Eine Haftungsgrundlage kann auch das Produktehaftpflichtgesetz bilden, wobei sich bei der hier interessierenden Thematik ähnliche Fragen stellen werden. Ein wesentlicher Aspekt in diesem Zusammenhang wird insbesondere die Möglichkeit des Herstellers sein, sich unter Hinweis auf das sogenannte Entwicklungsrisiko zu entlasten. Dieser Entlastungsgrund kommt insbesondere bei neuen Produkten (wie etwa dem verwendeten mRNA-Impfstoff) Bedeutung zu und ermöglicht dem Hersteller nachzuweisen, dass er nach dem jeweils aktuellen Stand von Wissenschaft und Technik nicht erkennen konnte, dass sein Produkt zu bestimmten Gesundheitsschäden führen kann.
Mithin ist es möglich, dass die Impfstoffhersteller bei negativen Impffolgen haften. In welchen Konstellationen dies der Fall ist, werden erst künftige Fälle zeigen. Da bei der Prüfung einer möglichen Haftung relevant ist, ob neue (wissenschaftliche) Erkenntnisse in ausreichendem Mass in die weitere Produktion eingeflossen sind, ist es insbesondere denkbar, dass eine Haftung gegenüber später geimpften Personen bejaht und gegenüber am Anfang Geimpften verneint wird. Marcel Lanz hat sich zur Haftungsthematik ausführlich im Jusletter vom 8. Februar 2021 geäussert [zum Abruf des Beitrags ist ein Jusletter-Abo erforderlich].
Selbst wenn eine Haftung vorliegt, dürften die Impfstoffhersteller jedoch nicht zur Kasse gebeten werden können. Wie Journalistenrecherchen ergeben haben (s. etwa den Beitrag der ARD-Tagesschau vom 19.3.2021 oder den Beitrag von Urs P. Gasche im Infosperber vom 23.8.2021), wurde etwa in einem Vertrag zwischen der EU und AstraZeneca vereinbart, dass die Mitgliedstaaten für die Schäden aufkommen und die Hersteller entsprechend schadlos halten müssen, falls diese eine Haftung trifft. Es ist anzunehmen, dass auch mit weiteren Impfstoffherstellern solche Verträge abgeschlossen wurden. Das schweizerische Epidemiengesetz räumt dem Bund explizit die Möglichkeit zum Abschluss solcher Verträge ein.

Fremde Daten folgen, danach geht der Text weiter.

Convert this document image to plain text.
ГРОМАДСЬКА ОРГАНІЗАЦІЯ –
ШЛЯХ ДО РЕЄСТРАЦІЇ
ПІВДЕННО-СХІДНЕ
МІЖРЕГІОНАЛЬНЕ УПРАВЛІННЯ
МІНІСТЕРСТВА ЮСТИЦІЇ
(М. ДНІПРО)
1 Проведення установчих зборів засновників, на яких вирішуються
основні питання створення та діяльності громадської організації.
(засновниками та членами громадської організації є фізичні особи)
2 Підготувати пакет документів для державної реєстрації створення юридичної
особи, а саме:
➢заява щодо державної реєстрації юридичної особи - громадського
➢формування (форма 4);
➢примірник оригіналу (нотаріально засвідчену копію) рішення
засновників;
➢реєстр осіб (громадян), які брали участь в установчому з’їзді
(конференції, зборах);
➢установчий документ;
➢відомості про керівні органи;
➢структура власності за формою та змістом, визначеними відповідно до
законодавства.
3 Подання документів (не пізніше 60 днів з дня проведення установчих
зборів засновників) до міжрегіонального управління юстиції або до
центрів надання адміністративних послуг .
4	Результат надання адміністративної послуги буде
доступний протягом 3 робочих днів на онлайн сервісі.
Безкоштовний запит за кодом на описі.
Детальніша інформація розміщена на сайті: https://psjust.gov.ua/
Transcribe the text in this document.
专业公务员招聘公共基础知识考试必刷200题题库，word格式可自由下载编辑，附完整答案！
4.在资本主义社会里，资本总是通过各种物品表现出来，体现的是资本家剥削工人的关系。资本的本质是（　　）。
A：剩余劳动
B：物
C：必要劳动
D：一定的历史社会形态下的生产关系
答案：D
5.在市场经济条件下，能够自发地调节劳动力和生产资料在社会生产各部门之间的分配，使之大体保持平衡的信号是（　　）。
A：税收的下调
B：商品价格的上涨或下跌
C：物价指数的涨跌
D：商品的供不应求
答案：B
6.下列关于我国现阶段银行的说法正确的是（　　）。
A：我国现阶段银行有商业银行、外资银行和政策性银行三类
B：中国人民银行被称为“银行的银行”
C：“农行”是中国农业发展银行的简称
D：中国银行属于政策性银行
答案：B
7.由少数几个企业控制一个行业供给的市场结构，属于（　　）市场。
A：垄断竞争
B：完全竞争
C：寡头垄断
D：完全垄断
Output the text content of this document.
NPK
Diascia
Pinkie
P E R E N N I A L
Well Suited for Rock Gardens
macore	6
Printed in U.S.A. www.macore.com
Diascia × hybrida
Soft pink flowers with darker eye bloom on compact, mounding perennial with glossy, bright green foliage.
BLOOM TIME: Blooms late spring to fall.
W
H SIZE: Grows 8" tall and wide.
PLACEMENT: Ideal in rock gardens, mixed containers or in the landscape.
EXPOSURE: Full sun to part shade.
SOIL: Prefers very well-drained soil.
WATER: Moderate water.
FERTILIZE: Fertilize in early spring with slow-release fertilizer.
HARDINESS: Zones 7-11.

Schliesslich hält das Epidemiengesetz auch fest, dass Personen, die wegen behördlich angeordneten oder empfohlenen Impfungen geschädigt werden, Anspruch auf Entschädigung und Genugtuung gegenüber dem Bund haben; dies jedoch nur insoweit, als der Schaden mit zumutbaren Bemühungen nicht anderweitig gedeckt werden kann. Nach dieser Regelung müsste mithin zunächst versucht werden, vom Impfstoffhersteller eine Entschädigung erhältlich zu machen, bevor an den Bund gelangt werden kann. Falls der Bund die Impfstoffhersteller ebenfalls schadlos halten wird und da es für Geschädigte wohl schwierig werden sowie mit erheblichem Zeitaufwand verbunden sein dürfte, erfolgreich gegen einen Hersteller zu klagen, wäre eine unkomplizierte Schadenregulierung durch den Bund wünschenswert. Wie solche Fälle jedoch konkret von den damit befassten Behörden gehandhabt und welche Schritte von geschädigten Personen vorzunehmen sein werden, wird die künftige Praxis erst noch zeigen.